Accepted for/Published in: JMIR Medical Informatics
Date Submitted: Mar 16, 2020
Date Accepted: Oct 8, 2020
Warning: This is an author submission that is not peer-reviewed or edited. Preprints - unless they show as "accepted" - should not be relied on to guide clinical practice or health-related behavior and should not be reported in news media as established information.
An Explainable Recommendation System by Leveraging the Semantics of Mental Health
ABSTRACT
Background:
The Study of Adverse Childhood Experiences (ACES) and their consequences has emerged over the past 20 years. However, while the conclusions from those studies are available, the same is not true of the data. This makes building a training set and developing machine learning models from it a complex problem. Classic Machine Learning (ML) and Artificial Intelligence (AI) techniques lack the ability to provide a full scientific understanding of the inner workings of their underlying models. This raises credibility issues due to the lack of transparency and generalizability. Explainable AI (XAI) is an emerging approach for promoting credibility, accountability, and trust in mission-critical areas like Medicine by combining ML approaches with explanatory techniques that explicitly show what the decision criteria are and why (or how) it has been made. Hence, thinking about how machine learning could benefit from knowledge graphs that combine “common sense" knowledge as well as semantic reasoning and causality models is one solution.
Objective:
In this paper, we leverage XAI to present a proof of concept prototype for a Knowledge-Driven Evidence-Based Recommendation System to improve Mental Health surveillance.
Methods:
We used concepts from an ontology that we have developed to build and train a Question Answering (QA) agent using the Google DialogFlow engine.

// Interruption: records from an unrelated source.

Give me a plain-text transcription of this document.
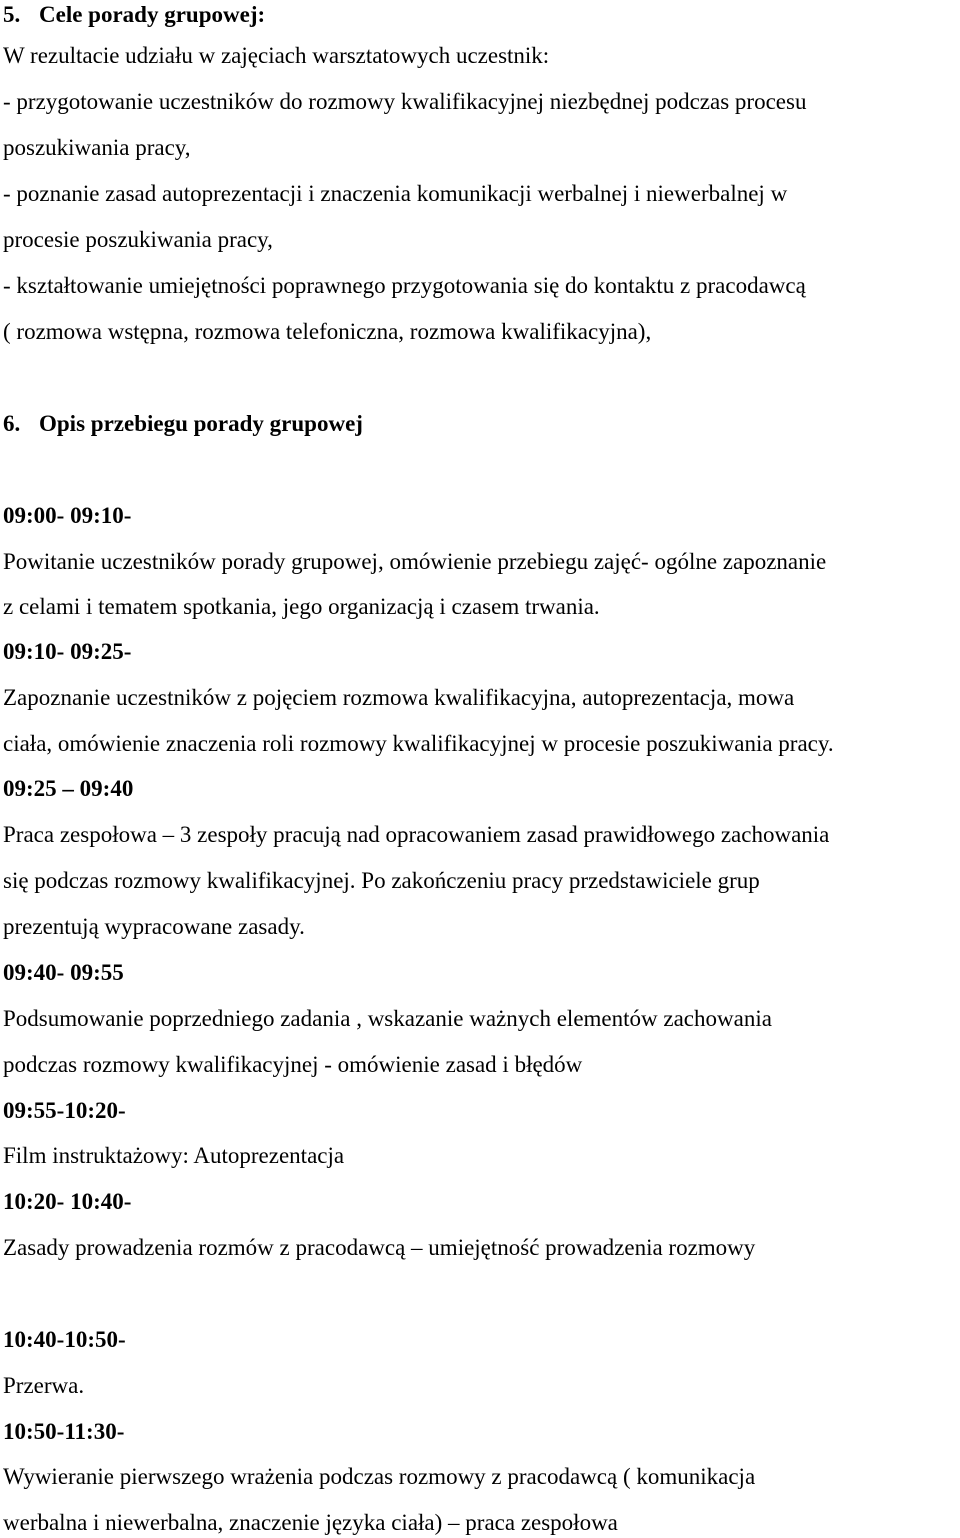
5. Cele porady grupowej:
W rezultacie udziału w zajęciach warsztatowych uczestnik:
- przygotowanie uczestników do rozmowy kwalifikacyjnej niezbędnej podczas procesu
poszukiwania pracy,
- poznanie zasad autoprezentacji i znaczenia komunikacji werbalnej i niewerbalnej w
procesie poszukiwania pracy,
- kształtowanie umiejętności poprawnego przygotowania się do kontaktu z pracodawcą
( rozmowa wstępna, rozmowa telefoniczna, rozmowa kwalifikacyjna),
6. Opis przebiegu porady grupowej
09:00- 09:10-
Powitanie uczestników porady grupowej, omówienie przebiegu zajęć- ogólne zapoznanie
z celami i tematem spotkania, jego organizacją i czasem trwania.
09:10- 09:25-
Zapoznanie uczestników z pojęciem rozmowa kwalifikacyjna, autoprezentacja, mowa
ciała, omówienie znaczenia roli rozmowy kwalifikacyjnej w procesie poszukiwania pracy.
09:25 – 09:40
Praca zespołowa – 3 zespoły pracują nad opracowaniem zasad prawidłowego zachowania
się podczas rozmowy kwalifikacyjnej. Po zakończeniu pracy przedstawiciele grup
prezentują wypracowane zasady.
09:40- 09:55
Podsumowanie poprzedniego zadania , wskazanie ważnych elementów zachowania
podczas rozmowy kwalifikacyjnej - omówienie zasad i błędów
09:55-10:20-
Film instruktażowy: Autoprezentacja
10:20- 10:40-
Zasady prowadzenia rozmów z pracodawcą – umiejętność prowadzenia rozmowy
10:40-10:50-
Przerwa.
10:50-11:30-
Wywieranie pierwszego wrażenia podczas rozmowy z pracodawcą ( komunikacja
werbalna i niewerbalna, znaczenie języka ciała) – praca zespołowa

In addition to the QA agent, the initial prototype includes knowledge graph generation and recommendation components that leverage a third-party graph technology.
Results:
To showcase the framework functionalities we present a prototype design and demonstrate the main features through four use case scenarios motivated by an initiative currently implemented at a children’s hospital in Memphis, TN. Ongoing development of the prototype requires implementing an optimization algorithm of the recommendations, incorporating a privacy layer through a Personal Health Library (PHL), and conducting a clinical trial to as-sess both usability and usefulness of the implementation.
Conclusions:
The semantic-driven XAI can enhance health care practitioners’ ability to provide explanations for the decisions they make.